Stream processing brings the capability of instant computation of data streams to enable better functioning from more effective processes, enhanced customer experience to generating new revenue streams.
How ? By making all the needed computations, combining historical data with real-time data and applying predictive analytics or machine learning to create new information which in this case are real-time recommendations or customer incentives.
Practically, to be able to do the above, you need to follow this to-do list:
- Manage all data formats coming from different sources
- Harmonise data structures, and apply needed transformations
- Control data access to avoid the loss of information
- Ensure freshness of data and models used
- Ensure the authorization to access and process data
- Track data operations lineage
- Give the ability to erase and delete data
Luckily, pre-packaged solutions that integrate all of these tasks are making it easier for businesses to start real-time/ stream processing and make it part of their data strategy.
Real time across industries
Any business of any industry can highly benefit from real-time technologies and create synergies thanks to real-time capabilities.
Think about the synergy of retail and banking for example as a next generation real-time-powered application.
Now, on your way to work at the local coffee place, not only can you get a cup of coffee that you don’t have to pay for thanks to your loyalty points through the retailer’s mobile application but you can also pay for a salad using your digital wallet. Another example would be joint mobile payment schemes that allow seamless access to bank accounts with instant alerts triggered by a series of real-time events such as shopper behaviour or change in consumption patterns. Here, real time data is captured, analysed and acted upon to give recommendations or optimise the shopping experience.

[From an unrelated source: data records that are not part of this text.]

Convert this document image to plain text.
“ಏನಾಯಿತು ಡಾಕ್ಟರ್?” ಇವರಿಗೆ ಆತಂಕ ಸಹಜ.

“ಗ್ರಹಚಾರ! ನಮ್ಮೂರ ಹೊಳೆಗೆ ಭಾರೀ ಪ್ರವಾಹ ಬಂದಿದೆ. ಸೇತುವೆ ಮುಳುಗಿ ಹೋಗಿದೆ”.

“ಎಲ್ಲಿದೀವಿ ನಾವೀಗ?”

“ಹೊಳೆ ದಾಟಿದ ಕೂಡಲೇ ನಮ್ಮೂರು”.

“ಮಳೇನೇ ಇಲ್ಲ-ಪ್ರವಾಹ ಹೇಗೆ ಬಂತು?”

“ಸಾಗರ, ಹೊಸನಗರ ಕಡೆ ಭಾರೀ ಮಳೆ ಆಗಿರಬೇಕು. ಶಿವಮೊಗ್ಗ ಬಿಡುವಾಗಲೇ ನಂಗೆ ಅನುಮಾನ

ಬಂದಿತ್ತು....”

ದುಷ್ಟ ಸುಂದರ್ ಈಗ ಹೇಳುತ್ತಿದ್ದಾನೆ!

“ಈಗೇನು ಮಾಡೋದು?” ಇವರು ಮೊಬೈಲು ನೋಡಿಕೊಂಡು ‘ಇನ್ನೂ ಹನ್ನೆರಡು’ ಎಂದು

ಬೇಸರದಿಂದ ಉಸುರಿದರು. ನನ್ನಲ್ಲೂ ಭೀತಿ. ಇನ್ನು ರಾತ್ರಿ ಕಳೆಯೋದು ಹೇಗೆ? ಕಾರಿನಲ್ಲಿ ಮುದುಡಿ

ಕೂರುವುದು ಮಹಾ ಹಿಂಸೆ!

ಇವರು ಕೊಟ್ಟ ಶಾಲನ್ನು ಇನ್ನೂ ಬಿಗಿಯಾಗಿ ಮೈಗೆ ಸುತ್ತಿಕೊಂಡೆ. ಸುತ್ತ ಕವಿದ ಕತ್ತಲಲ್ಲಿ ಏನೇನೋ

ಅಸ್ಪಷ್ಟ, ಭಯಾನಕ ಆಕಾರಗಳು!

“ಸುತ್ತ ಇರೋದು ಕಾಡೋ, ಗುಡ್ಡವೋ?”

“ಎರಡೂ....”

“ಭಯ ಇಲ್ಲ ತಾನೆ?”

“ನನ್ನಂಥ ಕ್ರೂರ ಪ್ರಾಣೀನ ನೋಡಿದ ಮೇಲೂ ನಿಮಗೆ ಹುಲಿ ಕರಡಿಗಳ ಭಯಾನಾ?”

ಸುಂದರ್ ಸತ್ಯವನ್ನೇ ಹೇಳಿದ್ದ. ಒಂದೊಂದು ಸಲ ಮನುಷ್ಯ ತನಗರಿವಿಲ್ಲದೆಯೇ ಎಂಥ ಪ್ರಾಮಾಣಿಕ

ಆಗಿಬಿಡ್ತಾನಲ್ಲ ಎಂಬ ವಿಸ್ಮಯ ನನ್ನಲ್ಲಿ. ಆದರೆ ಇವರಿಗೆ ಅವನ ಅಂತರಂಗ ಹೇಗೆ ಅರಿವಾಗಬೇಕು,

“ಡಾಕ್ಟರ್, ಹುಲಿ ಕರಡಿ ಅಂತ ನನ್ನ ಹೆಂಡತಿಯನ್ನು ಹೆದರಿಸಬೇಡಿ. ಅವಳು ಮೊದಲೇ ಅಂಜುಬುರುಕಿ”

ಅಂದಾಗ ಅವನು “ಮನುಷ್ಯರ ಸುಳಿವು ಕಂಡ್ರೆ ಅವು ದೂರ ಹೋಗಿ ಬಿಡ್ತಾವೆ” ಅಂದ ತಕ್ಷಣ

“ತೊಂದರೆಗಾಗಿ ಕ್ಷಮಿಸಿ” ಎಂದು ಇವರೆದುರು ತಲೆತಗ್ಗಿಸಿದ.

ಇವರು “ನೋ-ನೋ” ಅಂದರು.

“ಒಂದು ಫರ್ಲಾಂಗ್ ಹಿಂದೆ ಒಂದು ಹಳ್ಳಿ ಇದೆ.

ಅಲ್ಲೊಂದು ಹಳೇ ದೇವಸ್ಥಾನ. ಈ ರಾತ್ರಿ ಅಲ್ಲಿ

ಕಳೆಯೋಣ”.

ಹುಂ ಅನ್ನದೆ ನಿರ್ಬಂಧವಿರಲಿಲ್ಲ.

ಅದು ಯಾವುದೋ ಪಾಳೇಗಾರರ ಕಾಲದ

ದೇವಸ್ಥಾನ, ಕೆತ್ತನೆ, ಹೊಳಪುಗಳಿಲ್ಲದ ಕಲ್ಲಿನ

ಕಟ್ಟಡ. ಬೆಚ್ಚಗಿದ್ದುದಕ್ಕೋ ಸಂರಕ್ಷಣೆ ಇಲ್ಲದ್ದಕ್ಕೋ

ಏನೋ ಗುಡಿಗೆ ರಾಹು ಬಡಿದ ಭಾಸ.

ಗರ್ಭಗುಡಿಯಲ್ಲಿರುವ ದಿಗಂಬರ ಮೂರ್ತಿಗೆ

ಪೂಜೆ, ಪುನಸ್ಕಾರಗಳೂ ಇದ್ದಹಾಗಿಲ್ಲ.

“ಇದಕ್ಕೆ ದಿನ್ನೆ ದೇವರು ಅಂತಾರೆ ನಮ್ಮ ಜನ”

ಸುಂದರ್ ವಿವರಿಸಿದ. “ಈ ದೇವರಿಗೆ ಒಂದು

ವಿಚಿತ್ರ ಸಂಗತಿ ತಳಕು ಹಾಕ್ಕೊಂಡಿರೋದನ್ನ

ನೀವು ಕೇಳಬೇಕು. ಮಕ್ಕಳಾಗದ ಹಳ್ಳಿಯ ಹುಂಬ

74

Value-added services for both retailer and bank can deliver endless benefits. The synergy of services ensures an integrated customer experience at every touch point and in real time.
To win in the modern-day digital world, businesses have to deliver quality in real-time speed, exceptional customer service and data-driven, backend operations. Achieving this real-time performance requires the ability to react, respond and adapt to continuous, multi-faceted and ever-changing data from across the organisation.
Today’s digital systems have given businesses a wealth of new tools to capture and measure the minutiae of user behaviours with connected devices, on-demand applications and other real-time platforms. With digital data being generated at staggering speeds, data engineers and analysts need the right architecture and systems to quickly operationalise data and process it for analytics and data science. A number of technologies are making real-time streaming possible, allowing businesses to act on up-to-the milliseconds data, before it becomes stale.